Nvidia turns to TSMC to fulfill 300,000 H20 orders after Trump removes China chip ban

Source Cryptopolitan

Nvidia has ordered 300,000 H20 chips from Taiwan’s TSMC after U.S. President Donald Trump lifted restrictions that blocked the company from selling those chips to Chinese buyers, according to Reuters.

The order was placed last week, just days after the White House reversed an export ban that had been in place since April. One person familiar with the order reportedly said demand from Chinese firms was strong enough to push Nvidia to stop relying on its existing inventory and go back to manufacturing.

The H20 chips were developed specifically for the Chinese market after earlier U.S. rules banned Nvidia from selling more powerful GPUs like the H100 and Blackwell series.

The H20 offers less compute power, making it technically compliant with U.S. trade controls, but it still supports Nvidia’s full software stack. The new order will add to Nvidia’s current stockpile of 600,000 to 700,000 chips already built but not yet shipped.

Huang signals a restart could take nine months

Jensen Huang, Nvidia’s CEO, visited Beijing earlier this month. He told Chinese customers that the company’s decision to restart H20 production would depend on how many units they commit to buying. 

He also made clear that even if the green light comes, it would take nine months to restart the supply chain. After the trip, Huang told customers that stocks were limited and that Nvidia had no immediate plans to begin wafer production again, according to The Information.

Right now, the company still needs export licenses to ship the chips out. Nvidia said in mid-July that U.S. authorities assured them those licenses were coming, but they haven’t been approved yet, according to two people with direct knowledge.

In the meantime, Nvidia has asked Chinese buyers to submit updated documents, including detailed forecasts from their own clients showing exactly how many chips they need. The company wants that paperwork in hand to speed up approvals once the Commerce Department signs off.

Before the April ban, Chinese tech firms like Tencent, ByteDance, and Alibaba had already increased their orders of the H20 as they worked on DeepSeek’s cost-saving AI models and their own tools.

When the ban hit, Nvidia warned that it might have to write off $5.5 billion in unsold chips. On the Stratechery podcast, Huang also said the company would miss out on as much as $15 billion in potential sales.

Trump’s trade deal linked to rare earths

The decision to let H20 sales resume wasn’t random. Trump’s administration confirmed that the move was part of ongoing negotiations with China over rare earth magnets, which Beijing had been restricting as trade tensions grew.

These magnets are crucial for many U.S. industries, and easing chip sales was used as leverage in those talks. But not everyone in Washington agrees with the decision.

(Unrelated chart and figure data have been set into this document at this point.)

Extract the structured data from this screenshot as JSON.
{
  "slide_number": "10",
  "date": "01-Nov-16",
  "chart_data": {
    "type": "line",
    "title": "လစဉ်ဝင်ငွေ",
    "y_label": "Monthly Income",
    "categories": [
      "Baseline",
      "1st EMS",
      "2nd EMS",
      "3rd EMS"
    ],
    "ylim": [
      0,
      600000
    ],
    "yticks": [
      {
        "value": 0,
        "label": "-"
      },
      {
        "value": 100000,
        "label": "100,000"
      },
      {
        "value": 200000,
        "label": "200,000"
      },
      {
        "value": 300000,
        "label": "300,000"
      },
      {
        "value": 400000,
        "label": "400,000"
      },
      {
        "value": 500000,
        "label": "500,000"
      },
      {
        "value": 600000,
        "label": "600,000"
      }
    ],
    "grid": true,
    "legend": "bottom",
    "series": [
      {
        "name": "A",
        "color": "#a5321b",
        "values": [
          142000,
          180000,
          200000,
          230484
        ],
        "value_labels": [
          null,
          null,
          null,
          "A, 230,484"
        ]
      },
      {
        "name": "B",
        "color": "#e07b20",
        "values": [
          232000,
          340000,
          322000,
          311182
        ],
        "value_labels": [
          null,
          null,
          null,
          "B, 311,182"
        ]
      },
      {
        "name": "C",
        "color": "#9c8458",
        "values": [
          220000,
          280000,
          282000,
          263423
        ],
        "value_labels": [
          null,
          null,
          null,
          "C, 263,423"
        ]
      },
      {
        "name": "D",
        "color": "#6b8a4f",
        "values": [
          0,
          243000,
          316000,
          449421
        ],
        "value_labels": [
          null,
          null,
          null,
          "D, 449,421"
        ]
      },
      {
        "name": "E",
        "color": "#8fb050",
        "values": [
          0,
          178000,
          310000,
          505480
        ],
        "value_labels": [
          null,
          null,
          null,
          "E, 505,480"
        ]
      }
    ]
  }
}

Lawmakers from both parties criticized it, warning that the H20 still gives China access to tools that can help it build up its AI systems and compete with the U.S. on strategic technologies.

There’s concern that even a stripped-down chip like the H20 could be used in ways the U.S. can’t control once it crosses the border.

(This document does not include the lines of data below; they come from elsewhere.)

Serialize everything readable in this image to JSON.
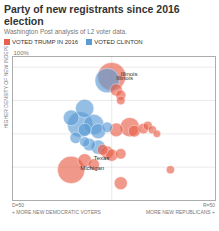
{
  "chart_data": {
    "type": "scatter",
    "title": "Party of new registrants since 2016 election",
    "subtitle": "Washington Post analysis of L2 voter data.",
    "ylabel": "HIGHER DENSITY OF NEW INDEPENDENTS +",
    "xlabel": [
      "D=50",
      "+ MORE NEW DEMOCRATIC VOTERS",
      "MORE NEW REPUBLICANS +",
      "R=50"
    ],
    "annotations": [
      {
        "text": "100%"
      }
    ],
    "xlim": [
      0.28,
      0.73
    ],
    "ylim": [
      0.0,
      1.08
    ],
    "xticks": [
      0.5
    ],
    "yticks": [
      0.25,
      0.5,
      0.75,
      1.0
    ],
    "grid": true,
    "tick_labels": false,
    "legend": "top",
    "series": [
      {
        "name": "VOTED TRUMP IN 2016",
        "color": "#e8614c",
        "x": [
          0.5,
          0.51,
          0.52,
          0.52,
          0.51,
          0.54,
          0.55,
          0.57,
          0.58,
          0.59,
          0.6,
          0.48,
          0.49,
          0.5,
          0.52,
          0.44,
          0.46,
          0.41,
          0.63,
          0.52
        ],
        "values": [
          0.93,
          0.83,
          0.79,
          0.75,
          0.53,
          0.55,
          0.52,
          0.54,
          0.56,
          0.53,
          0.5,
          0.38,
          0.36,
          0.34,
          0.35,
          0.3,
          0.27,
          0.23,
          0.23,
          0.13
        ],
        "sizes": [
          420,
          80,
          55,
          40,
          100,
          200,
          75,
          60,
          45,
          35,
          30,
          65,
          90,
          80,
          60,
          100,
          70,
          400,
          35,
          90
        ],
        "labels": [
          "Illinois",
          null,
          null,
          null,
          null,
          null,
          null,
          null,
          null,
          null,
          null,
          null,
          null,
          null,
          null,
          "Texas",
          null,
          "Michigan",
          null,
          null
        ]
      },
      {
        "name": "VOTED CLINTON",
        "color": "#5b9bd5",
        "x": [
          0.49,
          0.44,
          0.41,
          0.43,
          0.46,
          0.44,
          0.47,
          0.49,
          0.42,
          0.44,
          0.45,
          0.47
        ],
        "values": [
          0.9,
          0.69,
          0.62,
          0.57,
          0.57,
          0.53,
          0.52,
          0.55,
          0.47,
          0.44,
          0.42,
          0.4
        ],
        "sizes": [
          320,
          180,
          130,
          350,
          220,
          90,
          120,
          60,
          70,
          55,
          85,
          110
        ],
        "labels": [
          "Illinois",
          null,
          null,
          null,
          null,
          null,
          null,
          null,
          null,
          null,
          null,
          null
        ]
      }
    ]
  }
}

Nvidia, on the other hand, has pushed back on that idea. The company says that if it completely pulls out of China, developers there will switch to Huawei, which already offers alternative chips, even though they’re not as strong.

There’s already proof that Nvidia’s hardware still holds major appeal, smuggling and repair demand for banned GPUs has skyrocketed, with some users trying to keep old cards running as long as possible.

Nvidia has already sold about 1 million H20 chips this year, according to SemiAnalysis. With the 300,000 new units being added to production and older inventory still on hand, the company seems to be betting that Chinese demand is strong enough to justify the risk. But until those export licenses arrive, nothing moves.